E se em Yulin os cães fazem parte da ementa, em Macau realizou-se esta tarde uma manifestação a favor dos seus direitos. Dos "seus", quer dizer, dos cães, entenda-se, e dos restantes animais de estimação. A iniciativa partiu do Novo Macau Democrático (NMD), em conjunto com a Consciência Macau, e contou com a participação do deputado José Pereira Coutinho, que juntamentamente com os seus colegas do NMD, tem sido uma das poucas vozes a favor de uma legislação que proteja os animais da maldade dos humanos - e se estes são o que são uns com os outros, imaginem o que sofrem os indefesos bichos nas suas mãos. O local foi, como já é hábito, a praça do Tap Seac, e a manifestação contou com centenas de participantes. Mesmo não sendo uma acção contra o desempenho do Executivo, o número de aderentes é considerado significativo. Pereira Coutinho já apresentou um projecto de lei no sentido de proteger os animais de maus tratos, mas este foi rejeitado (duas vezes), e alguma da argumentação que serviu de base a esta rejeição teve contornos surrelistas, como podem recordar
neste artigo de Fevereiro último que assinei nas páginas do Hoje Macau.

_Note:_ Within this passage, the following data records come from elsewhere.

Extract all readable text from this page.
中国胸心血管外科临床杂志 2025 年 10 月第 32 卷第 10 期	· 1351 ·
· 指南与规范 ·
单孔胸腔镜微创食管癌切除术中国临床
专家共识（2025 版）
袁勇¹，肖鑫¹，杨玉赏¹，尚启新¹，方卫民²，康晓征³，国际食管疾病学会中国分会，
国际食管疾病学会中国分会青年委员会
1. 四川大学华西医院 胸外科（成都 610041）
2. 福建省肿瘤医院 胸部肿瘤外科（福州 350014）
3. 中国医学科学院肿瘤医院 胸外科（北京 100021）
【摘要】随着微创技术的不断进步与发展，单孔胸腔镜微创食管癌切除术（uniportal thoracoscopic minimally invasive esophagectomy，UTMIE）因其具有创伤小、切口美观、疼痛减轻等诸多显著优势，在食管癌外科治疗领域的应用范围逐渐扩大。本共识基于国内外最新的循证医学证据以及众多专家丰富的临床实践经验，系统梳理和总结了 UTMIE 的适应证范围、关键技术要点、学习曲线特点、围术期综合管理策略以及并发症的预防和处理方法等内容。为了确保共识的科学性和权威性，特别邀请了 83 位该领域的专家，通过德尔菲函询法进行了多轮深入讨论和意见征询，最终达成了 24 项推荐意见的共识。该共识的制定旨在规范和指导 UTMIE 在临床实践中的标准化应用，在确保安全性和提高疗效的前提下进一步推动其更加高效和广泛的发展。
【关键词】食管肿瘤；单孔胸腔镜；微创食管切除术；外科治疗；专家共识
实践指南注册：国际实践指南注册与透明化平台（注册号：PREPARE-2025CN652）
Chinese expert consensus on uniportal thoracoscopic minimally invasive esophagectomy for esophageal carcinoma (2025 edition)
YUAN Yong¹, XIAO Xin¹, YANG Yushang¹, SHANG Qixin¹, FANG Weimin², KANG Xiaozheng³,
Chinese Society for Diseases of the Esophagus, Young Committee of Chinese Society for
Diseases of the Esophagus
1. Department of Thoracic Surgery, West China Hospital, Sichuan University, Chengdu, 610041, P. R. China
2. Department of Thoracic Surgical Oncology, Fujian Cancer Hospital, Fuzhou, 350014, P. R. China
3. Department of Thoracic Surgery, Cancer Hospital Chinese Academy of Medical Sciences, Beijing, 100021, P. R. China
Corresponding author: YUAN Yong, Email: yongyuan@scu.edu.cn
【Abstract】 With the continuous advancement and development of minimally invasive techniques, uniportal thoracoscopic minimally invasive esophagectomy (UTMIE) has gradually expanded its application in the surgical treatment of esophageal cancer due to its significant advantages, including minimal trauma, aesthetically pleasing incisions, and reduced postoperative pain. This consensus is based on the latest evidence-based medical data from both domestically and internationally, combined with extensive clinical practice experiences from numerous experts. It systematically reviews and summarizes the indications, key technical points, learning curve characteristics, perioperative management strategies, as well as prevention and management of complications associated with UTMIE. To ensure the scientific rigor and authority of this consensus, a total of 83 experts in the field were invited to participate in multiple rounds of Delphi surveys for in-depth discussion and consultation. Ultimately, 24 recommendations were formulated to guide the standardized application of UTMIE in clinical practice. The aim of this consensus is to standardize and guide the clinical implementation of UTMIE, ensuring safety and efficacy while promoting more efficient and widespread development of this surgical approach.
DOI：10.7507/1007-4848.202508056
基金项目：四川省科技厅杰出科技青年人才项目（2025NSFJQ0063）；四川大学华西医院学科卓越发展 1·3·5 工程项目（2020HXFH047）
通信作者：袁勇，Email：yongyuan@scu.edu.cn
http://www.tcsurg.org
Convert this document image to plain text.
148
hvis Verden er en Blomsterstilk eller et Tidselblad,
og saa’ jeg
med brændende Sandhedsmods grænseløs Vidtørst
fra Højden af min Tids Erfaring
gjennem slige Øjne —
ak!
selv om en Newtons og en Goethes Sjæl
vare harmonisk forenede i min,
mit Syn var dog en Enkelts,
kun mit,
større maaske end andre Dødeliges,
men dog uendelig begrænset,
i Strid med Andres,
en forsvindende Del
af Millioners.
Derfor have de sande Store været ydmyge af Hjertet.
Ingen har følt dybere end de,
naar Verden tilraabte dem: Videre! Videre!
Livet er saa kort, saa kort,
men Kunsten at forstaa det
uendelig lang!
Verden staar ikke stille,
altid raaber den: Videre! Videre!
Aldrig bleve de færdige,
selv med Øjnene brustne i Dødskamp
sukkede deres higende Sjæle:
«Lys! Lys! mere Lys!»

No ano em que passamos pela "primavera macaense" e o "summer of love" em termos de manifestações aqui no território, esta é uma que se podia perfeitamente evitar. O Governo já adiantou que vai produzir legislação neste sentido, e sabendo o que a casa gasta será certamente aprovada, mas a iniciativa peca por tardia. É difícil entender porque se hesita tanto em dotar Macau de uma lei comum a todos os países civilizados. Quem não nos conheça ou nunca tenha cá posto os pés, ainda vai pensar que praticamos tortura em animais como desporto. Além do mais é descabido que não o exista uma legislação deste tipo em Macau. Com excepção daquele "bico-de-obra" que tem sido a questão dos galgos de corrida no Canídromo, a população tem condescendência com os animais - isto é, se aceitarmos a questão do "frangocídio" a que se assiste nos mercados, bem como a decapitação das rãs, como um "aspecto cultural". Mas a verdade é que há sempre um ou outro palerma que descarrega as frustrações nos inocentes, mas para que mais são as leis com carácter preventivo ou punitivo senão para os palermas e para os teimosos que só aprendem quando "levam nas orelhas"?

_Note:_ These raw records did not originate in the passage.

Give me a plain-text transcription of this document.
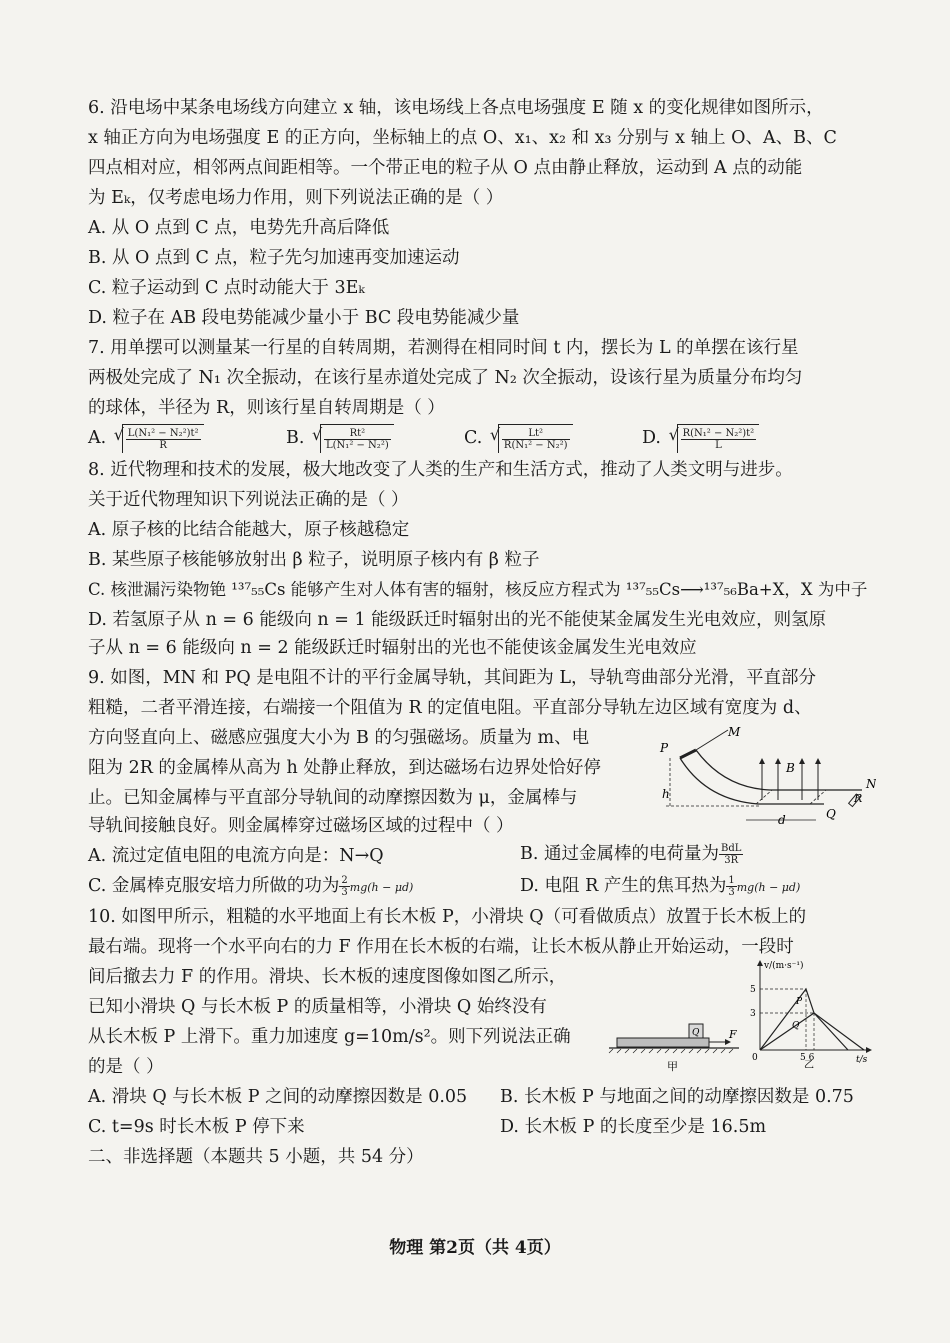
6. 沿电场中某条电场线方向建立 x 轴，该电场线上各点电场强度 E 随 x 的变化规律如图所示，
x 轴正方向为电场强度 E 的正方向，坐标轴上的点 O、x₁、x₂ 和 x₃ 分别与 x 轴上 O、A、B、C
四点相对应，相邻两点间距相等。一个带正电的粒子从 O 点由静止释放，运动到 A 点的动能
为 Eₖ，仅考虑电场力作用，则下列说法正确的是（ ）
A. 从 O 点到 C 点，电势先升高后降低
B. 从 O 点到 C 点，粒子先匀加速再变加速运动
C. 粒子运动到 C 点时动能大于 3Eₖ
D. 粒子在 AB 段电势能减少量小于 BC 段电势能减少量
7. 用单摆可以测量某一行星的自转周期，若测得在相同时间 t 内，摆长为 L 的单摆在该行星
两极处完成了 N₁ 次全振动，在该行星赤道处完成了 N₂ 次全振动，设该行星为质量分布均匀
的球体，半径为 R，则该行星自转周期是（ ）
A. √ $\frac{\text{L(N₁² − N₂²)t²}}{R}$	B. √ $\frac{\text{Rt²}}{\text{L(N₁² − N₂²)}}$	C. √ $\frac{\text{Lt²}}{\text{R(N₁² − N₂²)}}$	D. √ $\frac{\text{R(N₁² − N₂²)t²}}{L}$
8. 近代物理和技术的发展，极大地改变了人类的生产和生活方式，推动了人类文明与进步。
关于近代物理知识下列说法正确的是（ ）
A. 原子核的比结合能越大，原子核越稳定
B. 某些原子核能够放射出 β 粒子，说明原子核内有 β 粒子
C. 核泄漏污染物铯 ¹³⁷₅₅Cs 能够产生对人体有害的辐射，核反应方程式为 ¹³⁷₅₅Cs⟶¹³⁷₅₆Ba+X，X 为中子
D. 若氢原子从 n = 6 能级向 n = 1 能级跃迁时辐射出的光不能使某金属发生光电效应，则氢原
子从 n = 6 能级向 n = 2 能级跃迁时辐射出的光也不能使该金属发生光电效应
9. 如图，MN 和 PQ 是电阻不计的平行金属导轨，其间距为 L，导轨弯曲部分光滑，平直部分
粗糙，二者平滑连接，右端接一个阻值为 R 的定值电阻。平直部分导轨左边区域有宽度为 d、
方向竖直向上、磁感应强度大小为 B 的匀强磁场。质量为 m、电
阻为 2R 的金属棒从高为 h 处静止释放，到达磁场右边界处恰好停
止。已知金属棒与平直部分导轨间的动摩擦因数为 μ，金属棒与
导轨间接触良好。则金属棒穿过磁场区域的过程中（ ）
P
M
N
Q
R
B
h
d
A. 流过定值电阻的电流方向是：N→Q	B. 通过金属棒的电荷量为 $\frac{\text{BdL}}{3R}$
C. 金属棒克服安培力所做的功为 $\frac{2}{3} mg(h - \mu d)$	D. 电阻 R 产生的焦耳热为 $\frac{1}{3} mg(h - \mu d)$
10. 如图甲所示，粗糙的水平地面上有长木板 P，小滑块 Q（可看做质点）放置于长木板上的
最右端。现将一个水平向右的力 F 作用在长木板的右端，让长木板从静止开始运动，一段时
间后撤去力 F 的作用。滑块、长木板的速度图像如图乙所示，
已知小滑块 Q 与长木板 P 的质量相等，小滑块 Q 始终没有
从长木板 P 上滑下。重力加速度 g=10m/s²。则下列说法正确
的是（ ）
F
Q
甲
v/(m·s⁻¹)
t/s
5
3
0	5 6
乙
P
Q
A. 滑块 Q 与长木板 P 之间的动摩擦因数是 0.05 B. 长木板 P 与地面之间的动摩擦因数是 0.75
C. t=9s 时长木板 P 停下来	D. 长木板 P 的长度至少是 16.5m
二、非选择题（本题共 5 小题，共 54 分）
物理 第2页（共 4页）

Com a já referida (nada) honrosa excepção dos galgos de corrida, não se entende a hesitação da Assembleia Legislativa em produzir uma lei, uma leizinha que seja para garantir aos animais irracionais protecção da irracionalidade dos animais racionais. O que é o pior que pode acontecer? Ir um cão à esquadra com um olho roxo alegar que o dono lhe bateu, quando isso não é bem verdade? O dono de um gato não ter o direito de o esfolar vivo depois dele o arranhar após tentar roubar-lhe um carapau? Privar um apostador que acabou de perder uma fortuna no casino do direito de pontapear o primeiro quadrúpede que encontrar pela frente? Eu próprio entendo a indignação de quem protesta, pois assim dá a entender que eu gosto de torturar a vaca só para dar um sabor mais agreste ao bife. Se me perguntassem se preferia esta lei ou outra que regulasse os preços da habitação e acabasse de vez com a especulação escolhia esta última, lógico, mas isto não é um concurso televisivo, e sinceramente fica-se sem entender a existência desta lacuna.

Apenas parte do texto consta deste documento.